Hardly a month goes by that we don’t read in some newspaper or hear on the radio about another case of what is now called “suicide by cop:” someone at the end of their emotional rope ignoring the repeated calls by the police to drop their weapon, orchestrating the situation so that the police have no option but to shoot. They no doubt prefer this to putting a gun to their own head– but there may also be the added satisfaction of being killed while facing a real or imaginary oppressor, with an enabling gun in hand.
But as much as he must have suffered at that point, Hardin’s death was no form of suicide, nor was it Hardin’s wish to die. More than anything else he was gambling that fateful afternoon– with not only his money, but with his life. He was upping the ante, increasing the severity of the test, and calling the opposition’s bluff! He was ready to rake in the winner’s chips, to break the bank with the next throw of dice…. as well as to pay what has always been the highest price. The last sounds he likely heard were the shuffling of the constable’s feet some six or eight feet behind where he stood, and the rattle of dancing ivories on the bar’s polished wood.
John Wesley Hardin Dead
John Wesley Hardin Dead
And it’s not hard to see why the wizened Selman carried out his ignoble plan with such stealth and haste.

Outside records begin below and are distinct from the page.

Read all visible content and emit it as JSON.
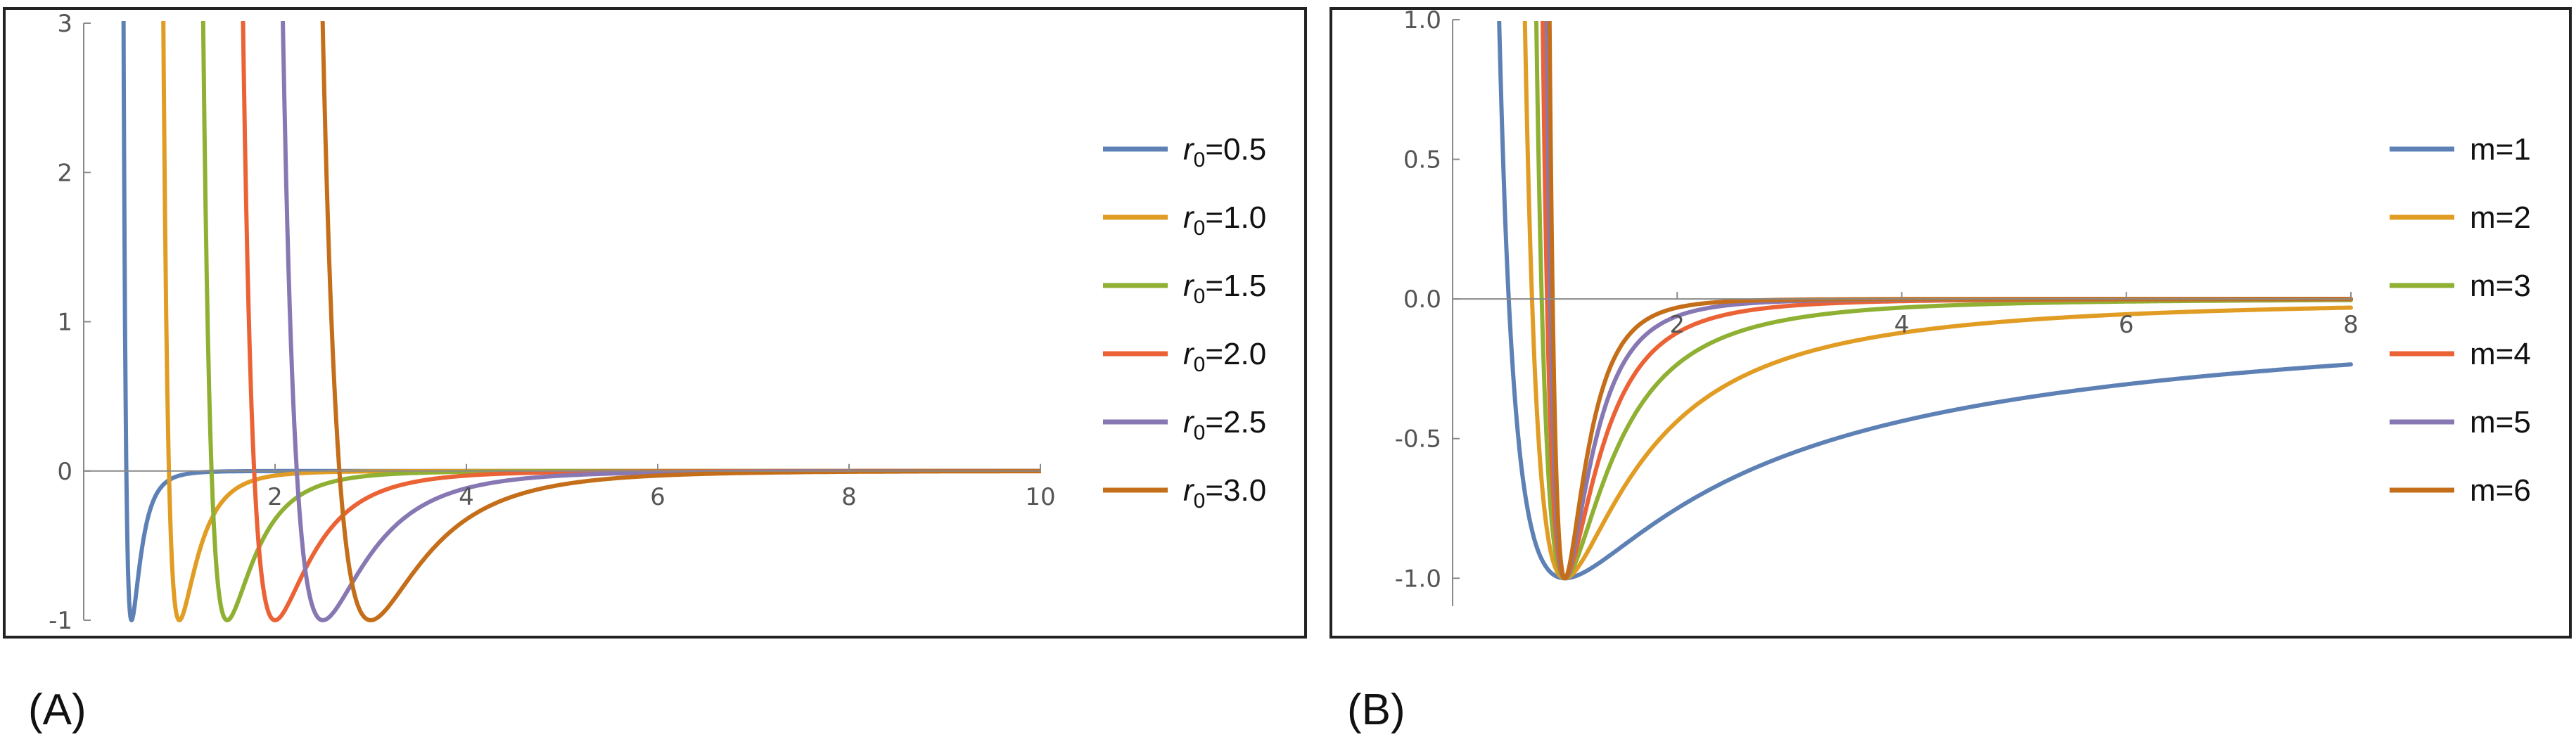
{
  "panels": [
    {
      "caption": "(A)"
    },
    {
      "caption": "(B)"
    }
  ],
  "chart_data": [
    {
      "type": "line",
      "title": "",
      "xlabel": "",
      "ylabel": "",
      "xlim": [
        0,
        10
      ],
      "ylim": [
        -1,
        3
      ],
      "x_ticks": [
        2,
        4,
        6,
        8,
        10
      ],
      "x_tick_labels": [
        "2",
        "4",
        "6",
        "8",
        "10"
      ],
      "y_ticks": [
        -1,
        0,
        1,
        2,
        3
      ],
      "y_tick_labels": [
        "-1",
        "0",
        "1",
        "2",
        "3"
      ],
      "grid": false,
      "legend_position": "right",
      "series": [
        {
          "name_base": "r",
          "name_sub": "0",
          "name_value": "=0.5",
          "color": "#5E81B5",
          "r0": 0.5
        },
        {
          "name_base": "r",
          "name_sub": "0",
          "name_value": "=1.0",
          "color": "#E19C24",
          "r0": 1.0
        },
        {
          "name_base": "r",
          "name_sub": "0",
          "name_value": "=1.5",
          "color": "#8FB032",
          "r0": 1.5
        },
        {
          "name_base": "r",
          "name_sub": "0",
          "name_value": "=2.0",
          "color": "#EB6235",
          "r0": 2.0
        },
        {
          "name_base": "r",
          "name_sub": "0",
          "name_value": "=2.5",
          "color": "#8778B3",
          "r0": 2.5
        },
        {
          "name_base": "r",
          "name_sub": "0",
          "name_value": "=3.0",
          "color": "#C56E1A",
          "r0": 3.0
        }
      ]
    },
    {
      "type": "line",
      "title": "",
      "xlabel": "",
      "ylabel": "",
      "xlim": [
        0,
        8
      ],
      "ylim": [
        -1.1,
        1.0
      ],
      "x_ticks": [
        2,
        4,
        6,
        8
      ],
      "x_tick_labels": [
        "2",
        "4",
        "6",
        "8"
      ],
      "y_ticks": [
        -1.0,
        -0.5,
        0.0,
        0.5,
        1.0
      ],
      "y_tick_labels": [
        "-1.0",
        "-0.5",
        "0.0",
        "0.5",
        "1.0"
      ],
      "grid": false,
      "legend_position": "right",
      "series": [
        {
          "name": "m=1",
          "color": "#5E81B5",
          "m": 1
        },
        {
          "name": "m=2",
          "color": "#E19C24",
          "m": 2
        },
        {
          "name": "m=3",
          "color": "#8FB032",
          "m": 3
        },
        {
          "name": "m=4",
          "color": "#EB6235",
          "m": 4
        },
        {
          "name": "m=5",
          "color": "#8778B3",
          "m": 5
        },
        {
          "name": "m=6",
          "color": "#C56E1A",
          "m": 6
        }
      ]
    }
  ]
}
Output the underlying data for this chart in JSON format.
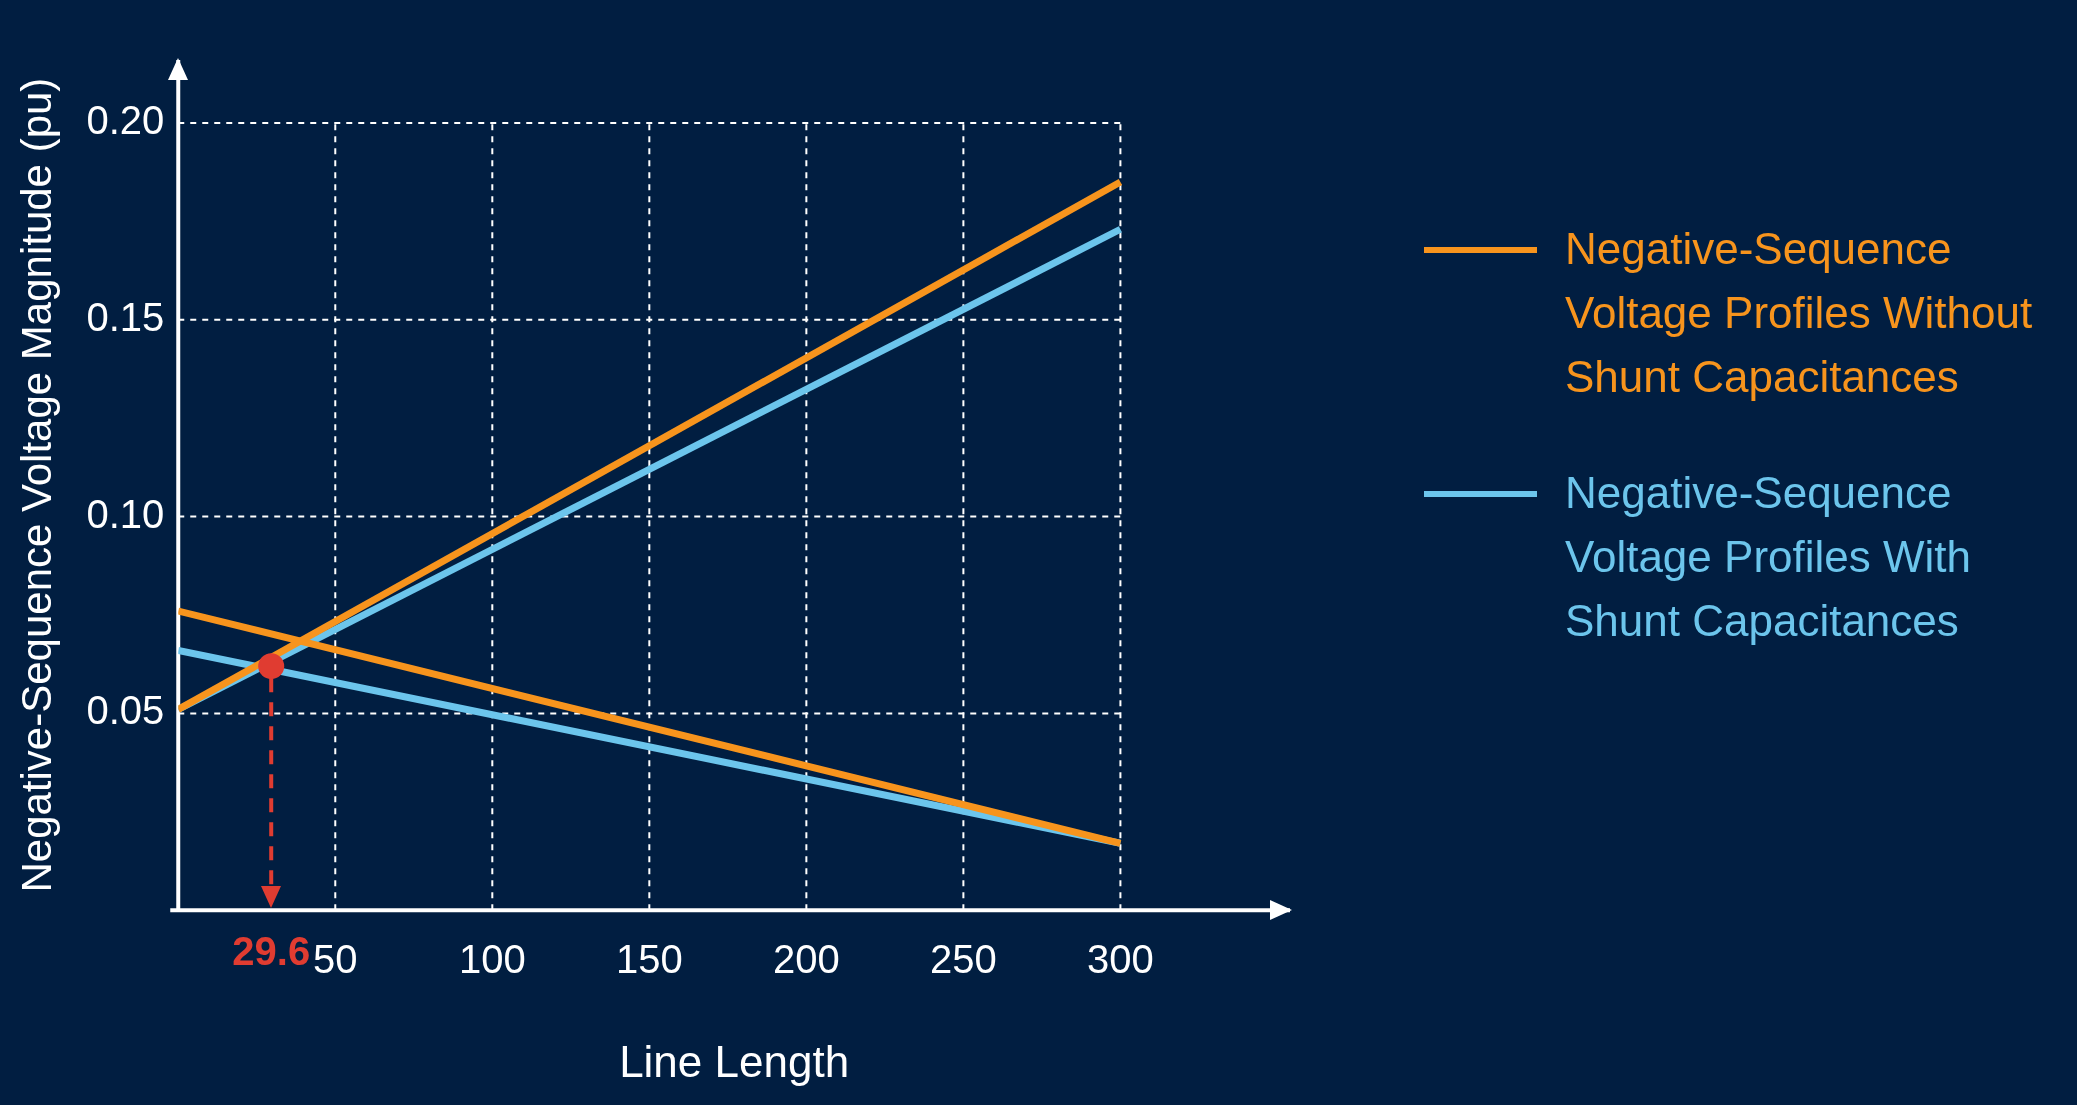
{
  "chart_data": {
    "type": "line",
    "xlabel": "Line Length",
    "ylabel": "Negative-Sequence Voltage Magnitude (pu)",
    "xlim": [
      0,
      354
    ],
    "ylim": [
      0,
      0.216
    ],
    "xticks": [
      50,
      100,
      150,
      200,
      250,
      300
    ],
    "yticks": [
      {
        "value": 0.05,
        "label": "0.05"
      },
      {
        "value": 0.1,
        "label": "0.10"
      },
      {
        "value": 0.15,
        "label": "0.15"
      },
      {
        "value": 0.2,
        "label": "0.20"
      }
    ],
    "grid": true,
    "legend": "right",
    "line_style": "solid",
    "series": [
      {
        "name": "Negative-Sequence Voltage Profiles Without Shunt Capacitances",
        "color": "#f7941d",
        "x": [
          0,
          300
        ],
        "values": [
          0.051,
          0.185
        ]
      },
      {
        "color": "#f7941d",
        "x": [
          0,
          300
        ],
        "values": [
          0.076,
          0.017
        ]
      },
      {
        "name": "Negative-Sequence Voltage Profiles With Shunt Capacitances",
        "color": "#6cc5ec",
        "x": [
          0,
          300
        ],
        "values": [
          0.051,
          0.173
        ]
      },
      {
        "color": "#6cc5ec",
        "x": [
          0,
          300
        ],
        "values": [
          0.066,
          0.017
        ]
      },
      {
        "type": "scatter",
        "color": "#e03c31",
        "x": [
          29.6
        ],
        "values": [
          0.062
        ]
      }
    ],
    "ref_lines": [
      {
        "axis": "x",
        "value": 29.6,
        "label": "29.6",
        "color": "#e03c31",
        "line_style": "dashed"
      }
    ]
  }
}
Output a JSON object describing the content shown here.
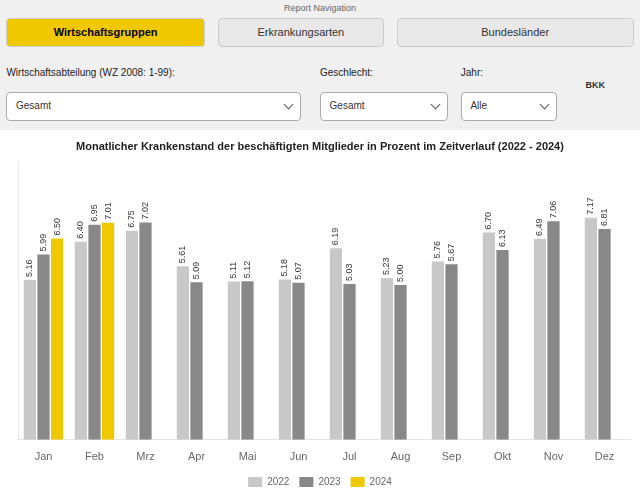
{
  "chart_data": {
    "type": "bar",
    "title": "Monatlicher Krankenstand der beschäftigten Mitglieder in Prozent im Zeitverlauf (2022 - 2024)",
    "annotations": [
      "Report Navigation",
      "Wirtschaftsgruppen",
      "Erkrankungsarten",
      "Bundesländer",
      "Wirtschaftsabteilung (WZ 2008: 1-99):",
      "Geschlecht:",
      "Jahr:",
      "Gesamt",
      "Gesamt",
      "Alle",
      "BKK"
    ],
    "categories": [
      "Jan",
      "Feb",
      "Mrz",
      "Apr",
      "Mai",
      "Jun",
      "Jul",
      "Aug",
      "Sep",
      "Okt",
      "Nov",
      "Dez"
    ],
    "series": [
      {
        "name": "2022",
        "color": "#c8c8c8",
        "values": [
          5.16,
          6.4,
          6.75,
          5.61,
          5.11,
          5.18,
          6.19,
          5.23,
          5.76,
          6.7,
          6.49,
          7.17
        ],
        "value_labels": [
          "5.16",
          "6.40",
          "6.75",
          "5.61",
          "5.11",
          "5.18",
          "6.19",
          "5.23",
          "5.76",
          "6.70",
          "6.49",
          "7.17"
        ]
      },
      {
        "name": "2023",
        "color": "#888888",
        "values": [
          5.99,
          6.95,
          7.02,
          5.09,
          5.12,
          5.07,
          5.03,
          5.0,
          5.67,
          6.13,
          7.06,
          6.81
        ],
        "value_labels": [
          "5.99",
          "6.95",
          "7.02",
          "5.09",
          "5.12",
          "5.07",
          "5.03",
          "5.00",
          "5.67",
          "6.13",
          "7.06",
          "6.81"
        ]
      },
      {
        "name": "2024",
        "color": "#f0c800",
        "values": [
          6.5,
          7.01,
          null,
          null,
          null,
          null,
          null,
          null,
          null,
          null,
          null,
          null
        ],
        "value_labels": [
          "6.50",
          "7.01",
          null,
          null,
          null,
          null,
          null,
          null,
          null,
          null,
          null,
          null
        ]
      }
    ],
    "ylim": [
      0,
      9
    ],
    "yticks": [],
    "grid": false,
    "legend": "bottom",
    "data_labels": true,
    "tick_labels": "x"
  }
}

A split second before the two-hundred and fifty grain slug roared in his direction, Hardin began instinctively reaching for the gun long at home at his waist.
Indeed, even as his world was collapsing around him, firearms were something he felt he could count on– and thus he never went anywhere without them. They were more than a means for defense, more than a strategy for the attainment of deference and respect. Guns became the buddies that would never let him down, the girlfriend that would never leave, the wife that would never be taken away from him by disaster or disease. They came to represent for the aging shootist the possibility of a love, of a code, a way of being, thinking and acting that might never die. At home not so much beneath the oil or gas lamps of a raucous saloon as on the open range…. making the passage from birth to death beneath an unfenced Western sky."